也许他说得有道理。但,我对季禳……我再长长的叹一口气:“我要去见他一面。”
关于净灵石、关于厉祥、还有关于整个天下的事情,我有太多问题要跟他谈。不管山那边的草原多么辽阔清朗、不管草原上的男孩女孩多么美,我不能去,至少现在不行。
但我还没来得及跟登乐尔说,几只猴子便在树梢上探出脑袋。
“吱,吱吱!”
中间的那只脑袋,好像跟猴子有点区别。是猿……?不,是林紫砚。林家堡的堡主,猿人小孩林紫砚!
我刚认出林紫砚,那些猴子们已经齐声鼓噪,吵得像一大群炸进油锅里的乌鸦,张牙舞爪全扑上来。蛮人们没提防,给扑得都鬼叫起来,举手举脚要踢打,猴子们可全灵活得跟鬼似的,愣叫他们抓不着。
这里乱着,林紫砚手伸过来,把我一拉,就要拉我走,忽然撕心裂肺一声惨叫。
这声惨叫,我不知道是在我身后发出、还是在林紫砚口中发出,抑或是同时发出?
登乐尔的怪矛已经挥过来,矛尖竟是血淋淋的。他矛法强健,林紫砚怎敢轻撄其锋,闪身跳开,撮唇一阵怪啸,登乐尔也随之怪啸。
地上有一只猴子。柔软的腹部被切开两寸长的口子,露出一点内脏,是破碎的,大概里面的重要器官已经被登乐尔长矛刺碎了,它两眼圆睁,已然毙命。刚刚在我身后发出怪叫的是它。登乐尔以为它们要对我不利,挥出矛,先杀了它。
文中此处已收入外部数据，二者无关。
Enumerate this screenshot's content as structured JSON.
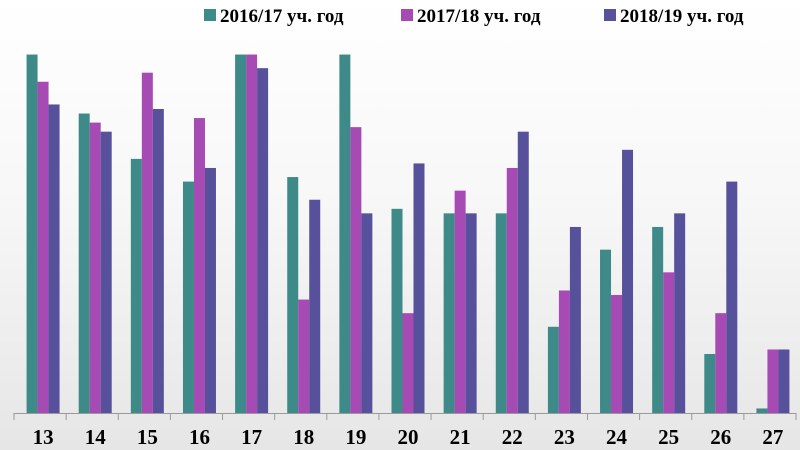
{
  "chart_data": {
    "type": "bar",
    "title": "",
    "xlabel": "",
    "ylabel": "",
    "ylim": [
      0,
      80
    ],
    "grid": false,
    "legend_position": "top-right",
    "categories": [
      "13",
      "14",
      "15",
      "16",
      "17",
      "18",
      "19",
      "20",
      "21",
      "22",
      "23",
      "24",
      "25",
      "26",
      "27"
    ],
    "series": [
      {
        "name": "2016/17 уч. год",
        "color": "#3D8A88",
        "values": [
          79,
          66,
          56,
          51,
          79,
          52,
          79,
          45,
          44,
          44,
          19,
          36,
          41,
          13,
          1
        ]
      },
      {
        "name": "2017/18 уч. год",
        "color": "#A64AB4",
        "values": [
          73,
          64,
          75,
          65,
          79,
          25,
          63,
          22,
          49,
          54,
          27,
          26,
          31,
          22,
          14
        ]
      },
      {
        "name": "2018/19 уч. год",
        "color": "#56519A",
        "values": [
          68,
          62,
          67,
          54,
          76,
          47,
          44,
          55,
          44,
          62,
          41,
          58,
          44,
          51,
          14
        ]
      }
    ]
  }
}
同伴惨死,众猴暴跳狂叫。林紫砚眼中悲痛比众猴尤甚,怪啸出口,众猴跳跃之势便更怪异、下爪也更狠,看来是动了杀心。一名柴犬大叫一声,咽喉之侧已被抓得血肉模糊。而登乐尔一啸,柴犬们背对背站好,挥舞着武器,要把猴子斩尽杀绝!
“都住手!!!”我张大嘴,用尽全身力气尖叫。
战局暂时停下来,林紫砚跟猴子们跃在树上,摇摇晃晃攀住树枝,警惕的望着柴犬。柴犬们大口喘气,受伤那个人倒在地上,恐惧的呜咽着,登乐尔替他止血。一边愤怒的大声问:“怎么回事?”
我对林紫砚道:“怎么回事?”
林紫砚蹲在树杈上,眼骨碌碌转,看看柴犬们、再看看我,不想张嘴。
“说出来!”我顿足。
“好吧好吧。草原上在放烟,我觉得不太对劲,去打探了,据说有个人落在柴犬手里,皇帝愿意用玉帛百担、俘虏千人,跟草原真主换这个人,真主就放烟,叫柴犬看见了赶紧联系他。我打听这个人的样子。像是你。听说你们进了枯摩山,那是我的地盘。我就等着,想把你救出来,这样你的皇帝就不用给钱了。”林紫砚生气道,“你干嘛非要我说出来,这下他们有防备,不好救了。”
登乐尔冷冷道:“你倒再救一救试试?”
他们愤恨对峙。我咬住唇,问登乐尔:“有刀没?”
“干嘛?”登乐尔问。
“给我!”
他看了看我的神色,没敢多说,真的丢给我一柄骨制小刀。我接过来,蹲在猴子旁边,牙关一咬,把刀尖冲手腕扎下去。
“你干什么!”登乐尔和林紫砚一起冲上来,又互相瞪一眼。
血淋在猴子身边。
“这是赔给它的,虽然也不太够,但我没别的办法了。”我道,“我拜托你们,现在住手,不要再为了救我而厮杀。我赔不起。”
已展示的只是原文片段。